Of the 10 cosmetic cases, two cannot be cohesive gel technology, given their age. Of the remaining eight cases, six are known to be textured. The hypothesis is therefore based on six cases of modern implants worldwide. More important is the lack of adequate control groups by which these six cases may be judged. Only three of the 26 cases had a control specimen taken from the contralateral breast.
Of the 62 patients with high-grade capsular contracture taken as nonmatched controls, it is not clear whether these patients had cohesive gel and/or textured implants. Nor is it indicated whether or not they were matched as reconstructive or cosmetic cases.
In addition, and perhaps most importantly, there are no control specimens from individuals that have neither capsule nor ALCL. It cannot be determined therefore whether Ralstonia species exists as a normal body commensal in some or all patients with breast implants.
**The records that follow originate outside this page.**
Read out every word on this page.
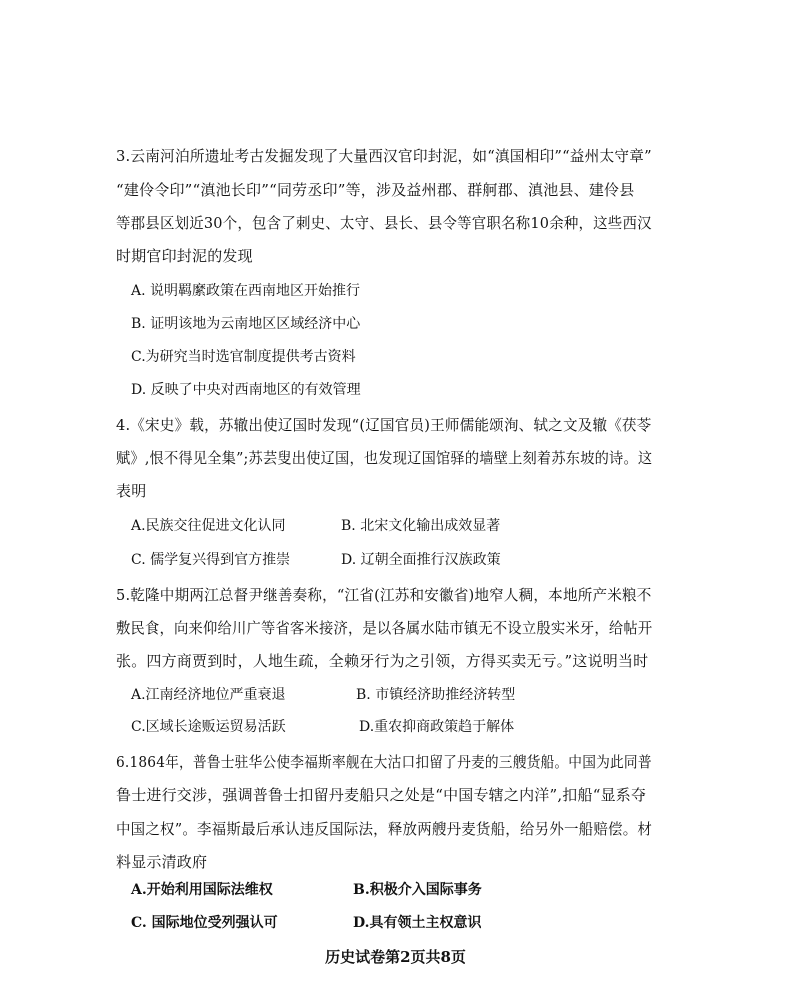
3.云南河泊所遗址考古发掘发现了大量西汉官印封泥，如“滇国相印”“益州太守章”
“建伶令印”“滇池长印”“同劳丞印”等，涉及益州郡、群舸郡、滇池县、建伶县
等郡县区划近30个，包含了刺史、太守、县长、县令等官职名称10余种，这些西汉
时期官印封泥的发现
A. 说明羁縻政策在西南地区开始推行
B. 证明该地为云南地区区域经济中心
C.为研究当时选官制度提供考古资料
D. 反映了中央对西南地区的有效管理
4.《宋史》载，苏辙出使辽国时发现“(辽国官员)王师儒能颂洵、轼之文及辙《茯苓
赋》,恨不得见全集”;苏芸叟出使辽国，也发现辽国馆驿的墙壁上刻着苏东坡的诗。这
表明
A.民族交往促进文化认同	B. 北宋文化输出成效显著
C. 儒学复兴得到官方推崇	D. 辽朝全面推行汉族政策
5.乾隆中期两江总督尹继善奏称，“江省(江苏和安徽省)地窄人稠，本地所产米粮不
敷民食，向来仰给川广等省客米接济，是以各属水陆市镇无不设立殷实米牙，给帖开
张。四方商贾到时，人地生疏，全赖牙行为之引领，方得买卖无亏。”这说明当时
A.江南经济地位严重衰退	B. 市镇经济助推经济转型
C.区域长途贩运贸易活跃	D.重农抑商政策趋于解体
6.1864年，普鲁士驻华公使李福斯率舰在大沽口扣留了丹麦的三艘货船。中国为此同普
鲁士进行交涉，强调普鲁士扣留丹麦船只之处是“中国专辖之内洋”,扣船“显系夺
中国之权”。李福斯最后承认违反国际法，释放两艘丹麦货船，给另外一船赔偿。材
料显示清政府
A.开始利用国际法维权	B.积极介入国际事务
C. 国际地位受列强认可	D.具有领土主权意识
历史试卷第2页共8页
Although accepting that this might be the most difficult control information to collect, it is the most important, as should it prove to be the case, efforts to find a cause for ALCL might be best directed elsewhere. It is unfortunate that this proposed link between infection and ALCL is now becoming enshrined as fact and quoted as such in subsequent publications.
The authors should be congratulated for producing a unified hypothesis for the development of this rare condition. However, it risks an alarmist view, which is indeed adopted by Dr. Adams, who has written, “the finding of high levels of a single bacterial species … in all but one specimen is irrefutable evidence of the significant role of bacteria in the process.”4 Another British plastic surgeon has recently been reported in the press: “Textured implants should be banned. We should return to using smooth ones which were safe.”5 Clearly, without the appropriate controls, neither statement can be justified from the published evidence.